Asahi Beverages Pty Ltd

Case

[2024] FWCA 4669

24 DECEMBER 2024


[2024] FWCA 4669

FAIR WORK COMMISSION

DECISION

Fair Work Act 2009

s.185—Enterprise agreement

Asahi Beverages Pty Ltd

(AG2024/4670)

ASAHI BEVERAGES SELLING EQUIPMENT TECHNICAL SERVICES (VIC) ENTERPRISE AGREEMENT 2024

Food, beverages and tobacco manufacturing industry

COMMISSIONER ALLISON

MELBOURNE, 24 DECEMBER 2024

Application for approval of the Asahi Beverages Selling Equipment Technical Services (VIC) Enterprise Agreement 2024

  1. Asahi Beverages Pty Ltd (the Employer) has made an application, pursuant to s.185 of the Fair Work Act 2009 (the Act), for approval of a single enterprise agreement known as the Asahi Beverages Selling Equipment Technical Services (VIC) Enterprise Agreement 2024 (the Agreement).

  1. The “Automotive, Food, Metals, Engineering, Printing and Kindred Industries Union” known as the Australian Manufacturing Workers’ Union (AMWU) being a bargaining representative for the Agreement, has given notice under s.183 of the Act that it wants the Agreement to cover it. In accordance with s.201(2) I note that the Agreement covers the organisation.

  1. The following provision may be inconsistent with the National Employment Standards (NES):

    • Clause 12.3.2, relating to deductions on termination, may permit the employer to withhold monies owing to an employee under the NES.
  1. However, noting clause 5 of the Agreement, I am satisfied the more beneficial entitlements of the NES will prevail where there is an inconsistency between the Agreement and the NES.

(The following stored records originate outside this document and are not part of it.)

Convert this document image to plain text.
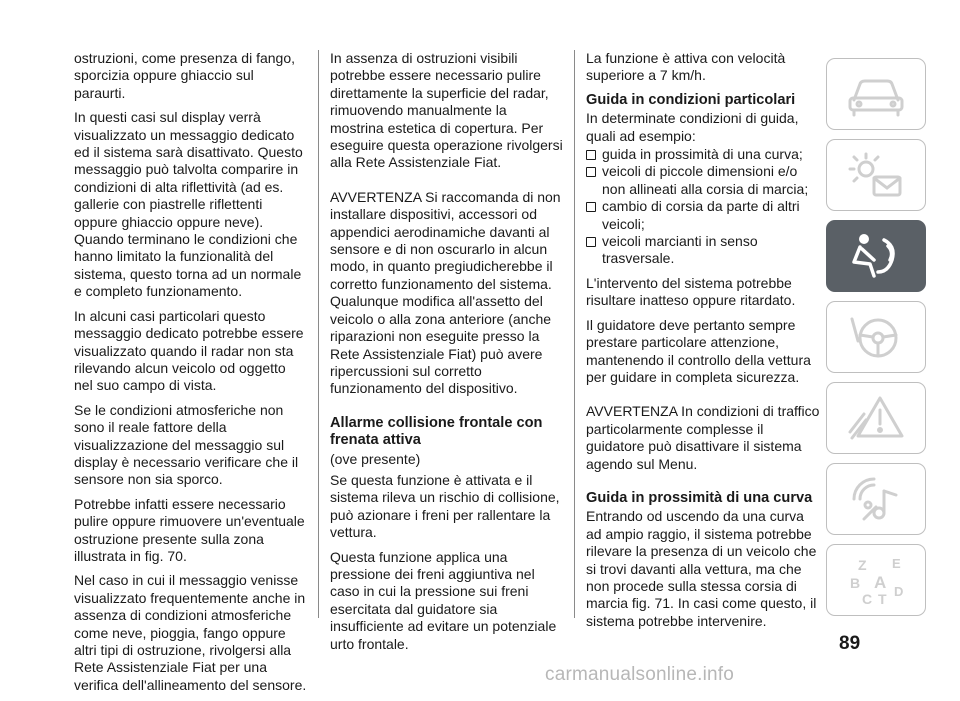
ostruzioni, come presenza di fango, sporcizia oppure ghiaccio sul paraurti.

In questi casi sul display verrà visualizzato un messaggio dedicato ed il sistema sarà disattivato. Questo messaggio può talvolta comparire in condizioni di alta riflettività (ad es. gallerie con piastrelle riflettenti oppure ghiaccio oppure neve). Quando terminano le condizioni che hanno limitato la funzionalità del sistema, questo torna ad un normale e completo funzionamento.

In alcuni casi particolari questo messaggio dedicato potrebbe essere visualizzato quando il radar non sta rilevando alcun veicolo od oggetto nel suo campo di vista.

Se le condizioni atmosferiche non sono il reale fattore della visualizzazione del messaggio sul display è necessario verificare che il sensore non sia sporco.

Potrebbe infatti essere necessario pulire oppure rimuovere un'eventuale ostruzione presente sulla zona illustrata in fig. 70.

Nel caso in cui il messaggio venisse visualizzato frequentemente anche in assenza di condizioni atmosferiche come neve, pioggia, fango oppure altri tipi di ostruzione, rivolgersi alla Rete Assistenziale Fiat per una verifica dell'allineamento del sensore.

In assenza di ostruzioni visibili potrebbe essere necessario pulire direttamente la superficie del radar, rimuovendo manualmente la mostrina estetica di copertura. Per eseguire questa operazione rivolgersi alla Rete Assistenziale Fiat.

AVVERTENZA Si raccomanda di non installare dispositivi, accessori od appendici aerodinamiche davanti al sensore e di non oscurarlo in alcun modo, in quanto pregiudicherebbe il corretto funzionamento del sistema. Qualunque modifica all'assetto del veicolo o alla zona anteriore (anche riparazioni non eseguite presso la Rete Assistenziale Fiat) può avere ripercussioni sul corretto funzionamento del dispositivo.

Allarme collisione frontale con frenata attiva

(ove presente)

Se questa funzione è attivata e il sistema rileva un rischio di collisione, può azionare i freni per rallentare la vettura.

Questa funzione applica una pressione dei freni aggiuntiva nel caso in cui la pressione sui freni esercitata dal guidatore sia insufficiente ad evitare un potenziale urto frontale.

La funzione è attiva con velocità superiore a 7 km/h.

Guida in condizioni particolari

In determinate condizioni di guida, quali ad esempio:

guida in prossimità di una curva;
veicoli di piccole dimensioni e/o non allineati alla corsia di marcia;
cambio di corsia da parte di altri veicoli;
veicoli marcianti in senso trasversale.

L'intervento del sistema potrebbe risultare inatteso oppure ritardato.

Il guidatore deve pertanto sempre prestare particolare attenzione, mantenendo il controllo della vettura per guidare in completa sicurezza.

AVVERTENZA In condizioni di traffico particolarmente complesse il guidatore può disattivare il sistema agendo sul Menu.

Guida in prossimità di una curva

Entrando od uscendo da una curva ad ampio raggio, il sistema potrebbe rilevare la presenza di un veicolo che si trovi davanti alla vettura, ma che non procede sulla stessa corsia di marcia fig. 71. In casi come questo, il sistema potrebbe intervenire.

Z E
B A
C T D
89
carmanualsonline.info
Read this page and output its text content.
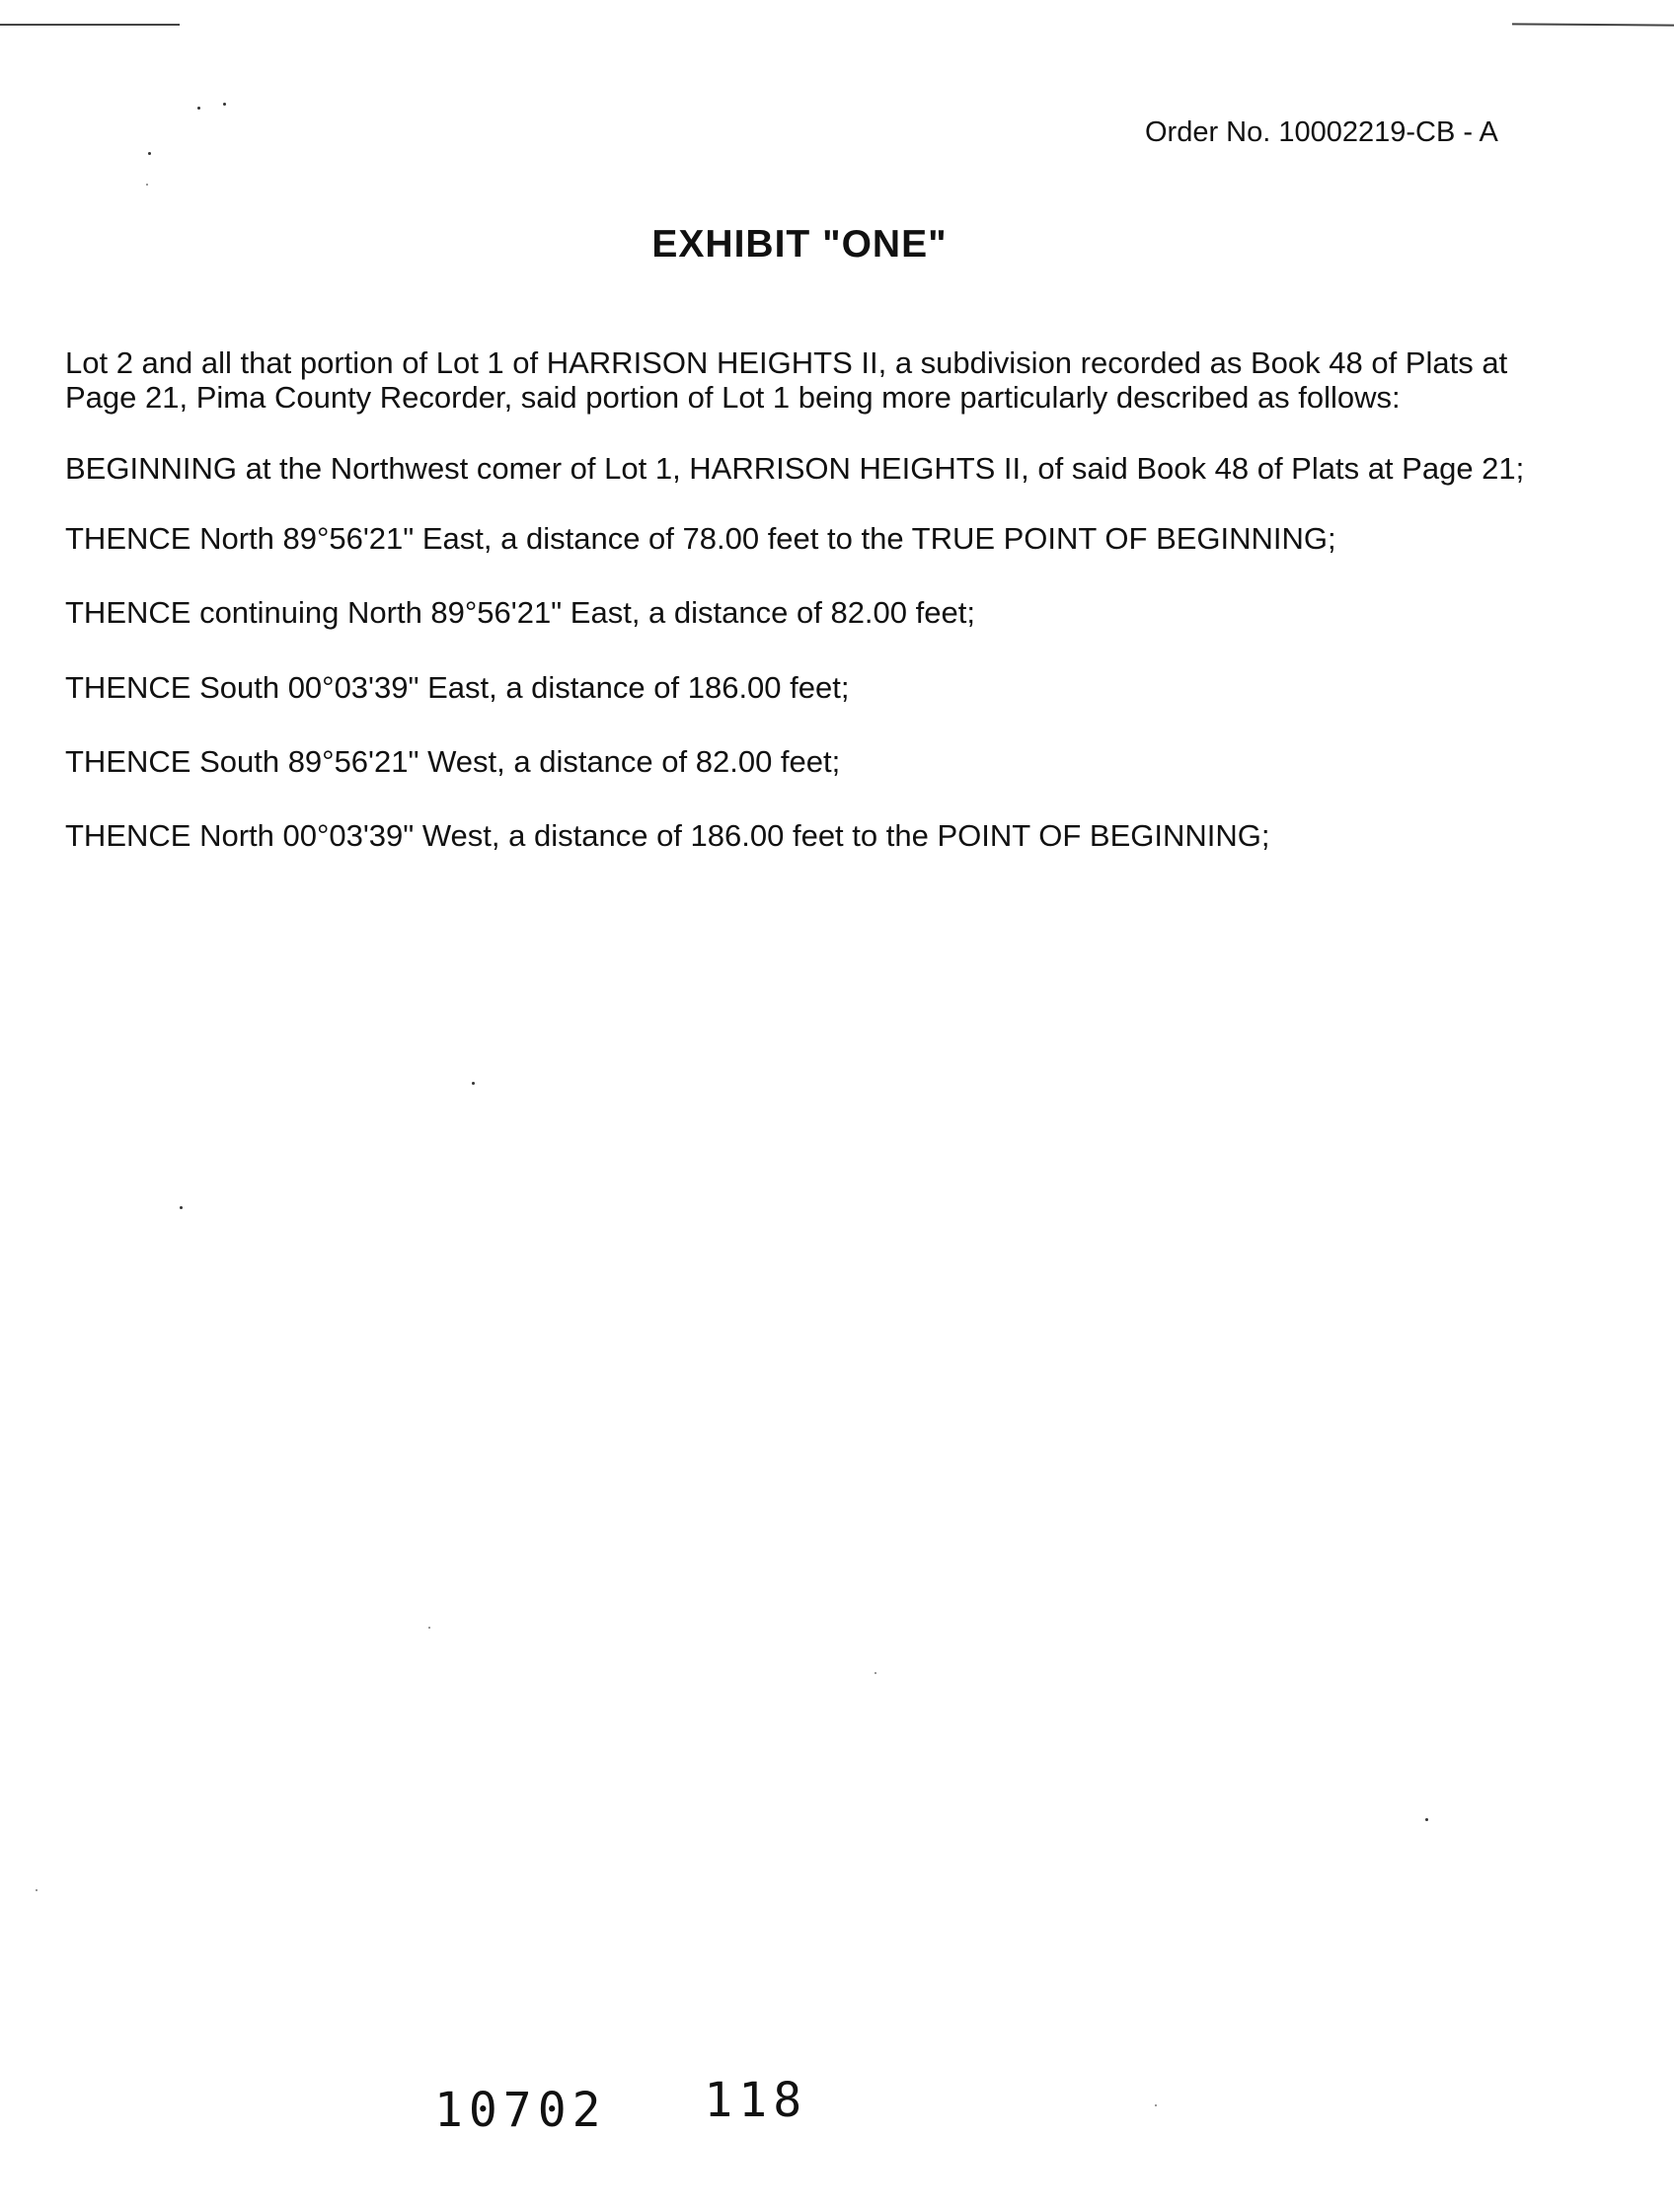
Order No. 10002219-CB - A
EXHIBIT "ONE"

Lot 2 and all that portion of Lot 1 of HARRISON HEIGHTS II, a subdivision recorded as Book 48 of Plats at Page 21, Pima County Recorder, said portion of Lot 1 being more particularly described as follows:

BEGINNING at the Northwest comer of Lot 1, HARRISON HEIGHTS II, of said Book 48 of Plats at Page 21;

THENCE North 89°56'21" East, a distance of 78.00 feet to the TRUE POINT OF BEGINNING;

THENCE continuing North 89°56'21" East, a distance of 82.00 feet;

THENCE South 00°03'39" East, a distance of 186.00 feet;

THENCE South 89°56'21" West, a distance of 82.00 feet;

THENCE North 00°03'39" West, a distance of 186.00 feet to the POINT OF BEGINNING;

10702 118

  1. Clause 11.1.1 of the Agreement provides for the employment of trainees, but the Agreement is silent as to pay rates for trainees. The Employer submitted that clauses 11.1.2 to 11.1.4 make clear that the Employer will employ apprentices only, and confirmed that it does not currently engage, nor intends to engage, trainees. I am satisfied that for the purpose of s.193A(6) of the Act that trainees are not a type of employment that is reasonably foreseeable and therefore relevant for the better off overall test.

  1. Clause 9.1 of the Agreement, regarding settlement of disputes under the Agreement, appeared more restrictive than the requirements of s.186(6) of the Act. The Employer provided an undertaking to resolve this issue.

  1. Clause 7.8, relating to flexibility arrangements, allowed a flexibility arrangement to be terminated with 28 days written notice, contrary to the requirement of not more than 28 days set out in s.203(6) of the Act. The Employer provided an undertaking to resolve this issue.

  1. A copy of the undertakings is attached in Annexure A. I am satisfied that the undertakings will not cause financial detriment to any employee covered by the Agreement and that the undertakings will not result in substantial changes to the Agreement. The undertakings are taken to be a term of the agreement.

  1. Subject to the undertakings referred to above, I am satisfied that each of the requirements of ss.186, 187, 188 and 190 as are relevant to this application for approval have been met.

  1. The Agreement is approved and, in accordance with s.54 of the Act, will operate from 31 December 2024. The nominal expiry date of the Agreement is 31 March 2027.